Hello Team - I wish to deploy an ISR4321 router to sit in my main DC between my NTP source sat upstream in my Management network and devices connected downstream in my network which do not have direct connection to my management network.
In this example, could I ...
a) configure the ISR4321 to be an NTP client of the upstream NTP server AND be the authoritative NTP source for downstream clients (using the 'router#ntp master' command)?
b) configure the ISR4321 as an NTP client of the upstream NTP server then configure the downstream devices as NTP clients of the ISR4321?
Another question is - What is the maximum number of supported Clients that can be supported by an ISR4321 running as an NTP Server?
Both NTP scenarios described would work.
ntp master allows your router to use it's internal clock as a reference time source if no higher stratum sources are available. You do need to be careful with this as if your set a higher stratum number (e.g. ntp master 2) and your configured NTP server is a lower stratum your routers internal clock will take precedence and can cause significant drift.
I normally would configure mutiple upstream ntp servers on the ISR and not use the ntp master command in a single site/type of scenario.
In a larger scenario, I have used multiple ISRs as ntp peers with each other and GPS (Stratum 0) as the reference source for them. In the event of a GPS failure, the peering kept the time for drifting as much until our GPS came back.
To service clients the ISRs had a loopback interface with a dedicated /32 which we anycasted throughout our network, so in the event of a device or link failure, clients would be automatically rerouted to the next closest ISR acting as an NTP server.
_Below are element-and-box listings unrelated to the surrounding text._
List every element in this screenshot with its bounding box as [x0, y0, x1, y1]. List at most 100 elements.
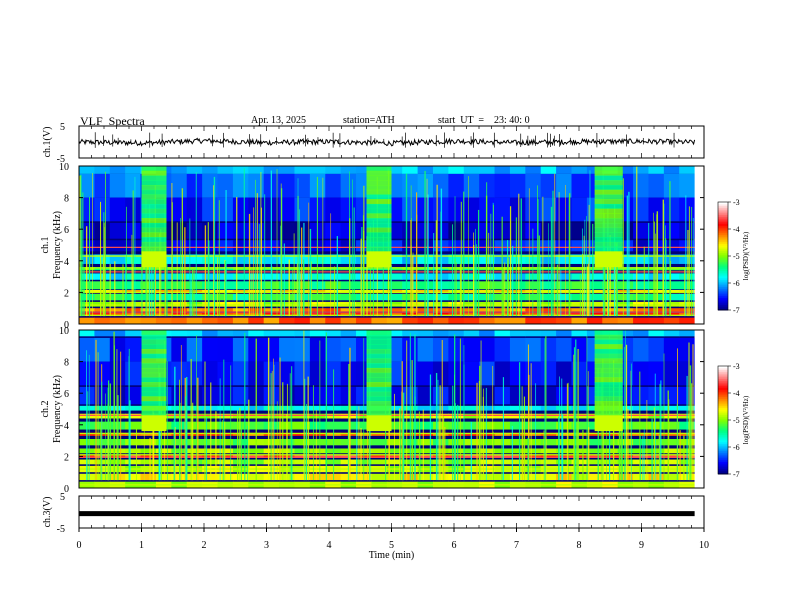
spectrogram-band — [279, 293, 295, 301]
spectrogram-band — [232, 173, 249, 198]
spectrogram-band — [94, 197, 111, 222]
spectrogram-band — [679, 293, 696, 301]
spectrogram-band — [294, 448, 311, 454]
burst-region — [366, 410, 392, 416]
x-tick-label: 1 — [139, 540, 144, 551]
spectrogram-band — [540, 405, 557, 411]
spectrogram-band — [109, 293, 126, 301]
spectrogram-band — [171, 222, 188, 239]
spectrogram-band — [171, 290, 188, 294]
burst-region — [141, 213, 167, 219]
spectrogram-band — [94, 281, 111, 290]
spectrogram-band — [140, 454, 157, 458]
spectrogram-band — [571, 317, 588, 324]
spectrogram-band — [633, 240, 649, 252]
colorbar-label: log(PSD)(V²/Hz) — [742, 231, 750, 280]
colorbar-segment — [718, 225, 728, 228]
x-tick-label: 9 — [639, 540, 644, 551]
spectrogram-band — [248, 312, 265, 317]
spectrogram-band — [202, 405, 219, 411]
spectrogram-band — [309, 330, 326, 337]
spectrogram-band — [340, 308, 357, 312]
colorbar-segment — [718, 457, 728, 461]
burst-region — [594, 410, 623, 416]
spectrogram-band — [509, 222, 526, 239]
burst-region — [594, 222, 623, 229]
spectrogram-band — [540, 386, 557, 405]
spectrogram-band — [155, 432, 172, 436]
spectrogram-band — [463, 267, 480, 271]
burst-region — [366, 377, 392, 383]
spectrogram-band — [556, 290, 572, 294]
spectrogram-band — [217, 448, 234, 454]
burst-region — [366, 194, 392, 200]
spectrogram-band — [309, 317, 326, 324]
spectrogram-band — [279, 361, 295, 386]
spectrogram-band — [325, 301, 342, 307]
burst-region — [594, 227, 623, 233]
spectrogram-band — [371, 308, 388, 312]
spectrogram-band — [633, 421, 649, 430]
spectrogram-band — [663, 254, 680, 264]
spectrogram-band — [232, 317, 249, 324]
spectrogram-band — [571, 222, 588, 239]
spectrogram-band — [556, 337, 572, 362]
spectrogram-band — [171, 317, 188, 324]
spectrogram-band — [232, 240, 249, 252]
panel-frame — [78, 329, 705, 489]
spectrogram-band — [402, 312, 419, 317]
colorbar-tick-label: -7 — [733, 470, 740, 479]
spectrogram-band — [556, 293, 572, 301]
spectrogram-band — [309, 337, 326, 362]
burst-region — [141, 175, 167, 181]
x-tick-label: 10 — [699, 540, 709, 551]
spectrogram-band — [186, 312, 203, 317]
colorbar-tick-label: -5 — [733, 252, 740, 261]
spectrogram-band — [586, 290, 603, 294]
colorbar-segment — [718, 452, 728, 455]
spectrogram-band — [232, 459, 249, 465]
colorbar-segment — [718, 384, 728, 387]
burst-region — [141, 339, 167, 345]
spectrogram-band — [633, 166, 649, 174]
spectrogram-band — [186, 273, 203, 280]
spectrogram-band — [432, 361, 449, 386]
spectrogram-band — [633, 459, 649, 465]
spectrogram-band — [571, 432, 588, 436]
spectrogram-band — [294, 413, 311, 419]
spectrogram-band — [279, 173, 295, 198]
colorbar-segment — [718, 293, 728, 297]
colorbar-segment — [718, 256, 728, 259]
spectrogram-band — [325, 267, 342, 271]
colorbar-segment — [718, 434, 728, 437]
spectrogram-band — [648, 459, 665, 465]
colorbar-segment — [718, 414, 728, 417]
spectrogram-band — [340, 293, 357, 301]
spectrogram-band — [109, 361, 126, 386]
spectrogram-band — [571, 293, 588, 301]
spectrogram-band — [663, 448, 680, 454]
spectrogram-band — [648, 173, 665, 198]
spectrogram-band — [386, 267, 403, 271]
spectrogram-band — [232, 308, 249, 312]
spectrogram-band — [432, 166, 449, 174]
spectrogram-band — [617, 301, 634, 307]
spectrogram-band — [140, 301, 157, 307]
spectrogram-band — [109, 240, 126, 252]
spectrogram-band — [186, 197, 203, 222]
x-tick-label: 2 — [202, 540, 207, 551]
spectrogram-band — [217, 459, 234, 465]
spectrogram-band — [663, 473, 680, 481]
burst-region — [366, 237, 392, 243]
burst-region — [366, 363, 392, 369]
spectrogram-band — [186, 254, 203, 264]
colorbar-segment — [718, 301, 728, 304]
spectrogram-band — [417, 473, 434, 481]
spectrogram-band — [509, 448, 526, 454]
spectrogram-band — [294, 439, 311, 446]
spectrogram-band — [109, 337, 126, 362]
spectrogram-band — [356, 330, 372, 337]
spectrogram-band — [617, 293, 634, 301]
spectrogram-band — [509, 421, 526, 430]
spectrogram-band — [417, 317, 434, 324]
This may be appropriate for your scenario, particularly if you have multiple DCs which need to be in sync.
I've never really seen any stats on amount of clients supported on current hardware, but like any feature you turn on, it is best to monitor the impact on resources for your environment (https://www.cisco.com/c/en/us/support/docs/availability/high-availability/19643-ntpm.html), but in practice I found it can scale to 5K+ clients without seeing any significant CPU load on our routers, time drift or synchronization issues on the client side.